TL;DR- To succeed at FI/ERE one must master oneself.
@jacob:
First and foremost, you have achieved mastery in financial independence and early retirement in a unique and masterful way. That is why we are all here.
Whether you accept title of role model/mentor or not, you have apprentices.
In fact, whether you like it or not, you have spawned hundreds perhaps thousands of apprentices. Pretty much everyone here at some point or another, due to the fact they read your book, are your apprentices.
You also created an amazing forum and blog for people who are extremely like minded. INTJ's and engineering types in particular.
I admire your path greatly. It's extremely unique and specialized and catered to exactly who you are and how you see this world. I like the fact that you say that you are not 'normal', and admit to this. I like the fact that you can sustain yourself on such a small amount, and in no way do I see you as a miser or a scrooge. That's what makes it so impressive. I don't see myself as 'normal' either (lol hence the Chris Farley avatar). Frankly, if you were 'normal', I don't think your draw would be quite as powerful. At least for me it wouldn't. (See Eccentrics by Weeks.)
However..
My observation or lesson learned via Mastery (Robert Greene),is that once the apprentice has 'learned' from the master, they must make their pursuit their own.
If they try to 'copy' their master, they will fail. This may seem or appear like a rejection of their master, but really it is more a synthesis of the teachings to ones own personal being. As you recall, every single apprentice in mastery eventually 'rejects' their mentor, in order to make their own mastery.
FI/ERE more than anything is a process of becoming a master of yourself.

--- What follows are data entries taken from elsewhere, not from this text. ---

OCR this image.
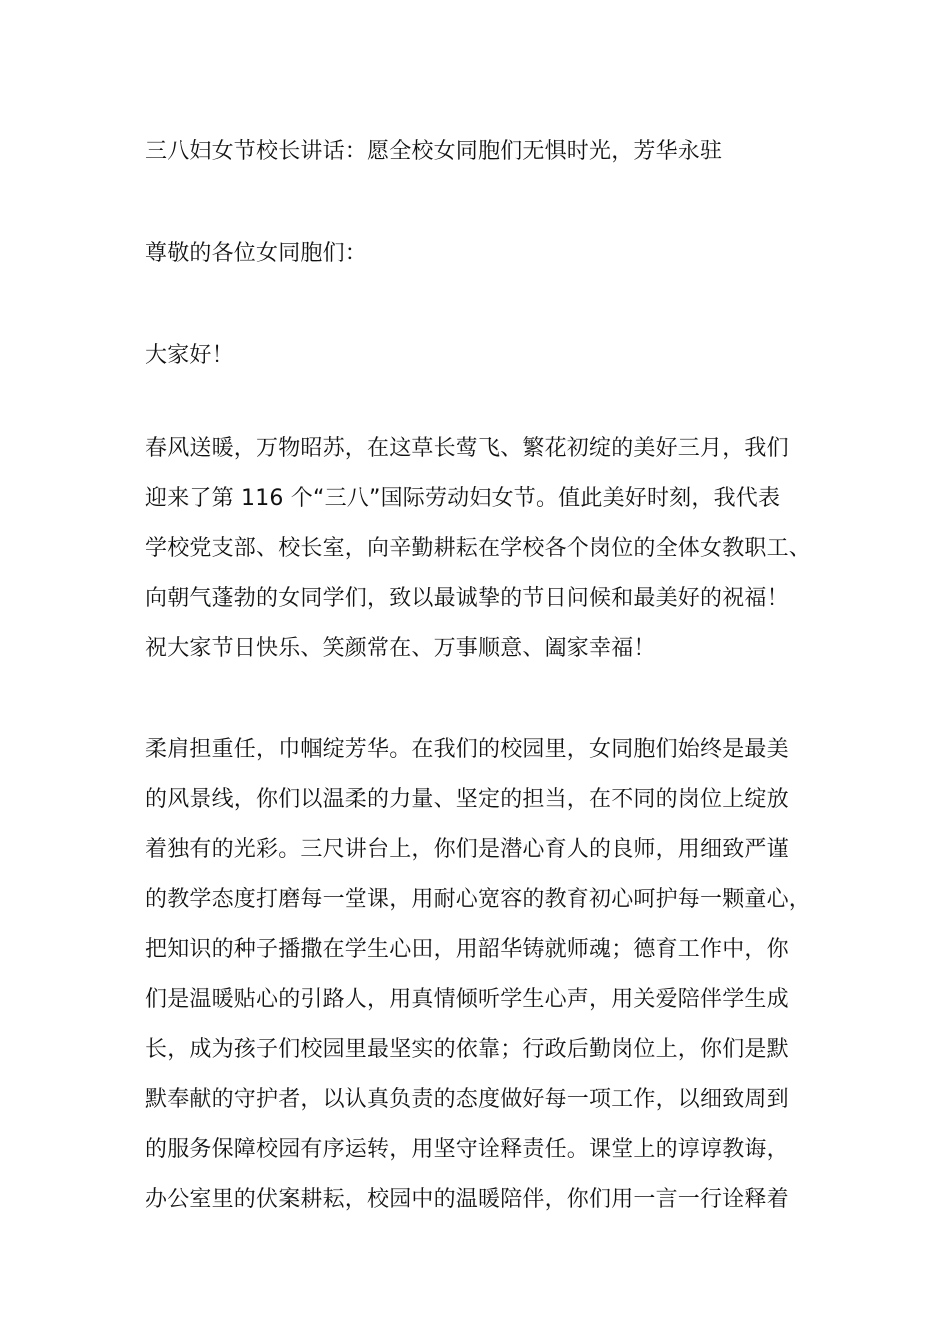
三八妇女节校长讲话：愿全校女同胞们无惧时光，芳华永驻
尊敬的各位女同胞们：
大家好！
春风送暖，万物昭苏，在这草长莺飞、繁花初绽的美好三月，我们
迎来了第 116 个“三八”国际劳动妇女节。值此美好时刻，我代表
学校党支部、校长室，向辛勤耕耘在学校各个岗位的全体女教职工、
向朝气蓬勃的女同学们，致以最诚挚的节日问候和最美好的祝福！
祝大家节日快乐、笑颜常在、万事顺意、阖家幸福！
柔肩担重任，巾帼绽芳华。在我们的校园里，女同胞们始终是最美
的风景线，你们以温柔的力量、坚定的担当，在不同的岗位上绽放
着独有的光彩。三尺讲台上，你们是潜心育人的良师，用细致严谨
的教学态度打磨每一堂课，用耐心宽容的教育初心呵护每一颗童心，
把知识的种子播撒在学生心田，用韶华铸就师魂；德育工作中，你
们是温暖贴心的引路人，用真情倾听学生心声，用关爱陪伴学生成
长，成为孩子们校园里最坚实的依靠；行政后勤岗位上，你们是默
默奉献的守护者，以认真负责的态度做好每一项工作，以细致周到
的服务保障校园有序运转，用坚守诠释责任。课堂上的谆谆教诲，
办公室里的伏案耕耘，校园中的温暖陪伴，你们用一言一行诠释着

If you focus just on the numbers or try and copy someone else you will 'fail'.
In the process of ERE, one must truly look at themselves in the mirror and get to know oneself better.
Sure there is a high probably one can make their own mistakes, but that is where the learning occurs.
I see FI as the greatest mastery skill one can develop for oneself. And you have more than proven that you have mastered that. I have followed a significant amount of your teachings and inspiration.
however, for me (and possibly others), I see solo travel as the second greatest mastery skill one can develop for oneself. You do not. You have an extremely different opinion of travel and what it means, but thats fine, I totally see that its not your thing, and that is totally ok. I chose to synthesize the importance of mastery (a distinctly jacob/ere teaching) into a skill that I value more, solo travel (an extremely personal thing) and that suits me better.
For me, nothing can make you more antifragile, resilient, develop your self sufficiency, challenge yourself than to solo travel. Plopping yourself into a totally foreign culture totally outside your comfort zone, with your only possesions you have on your back, and then be challenged to go about your daily business. From communicating, navigating, eating, etc. Taleb in Antifragile even alludes to this. IMHO, if there was ever a SHTF scenario, my bet would be the one who developed solo travel skills would be better off than the 'tool user'.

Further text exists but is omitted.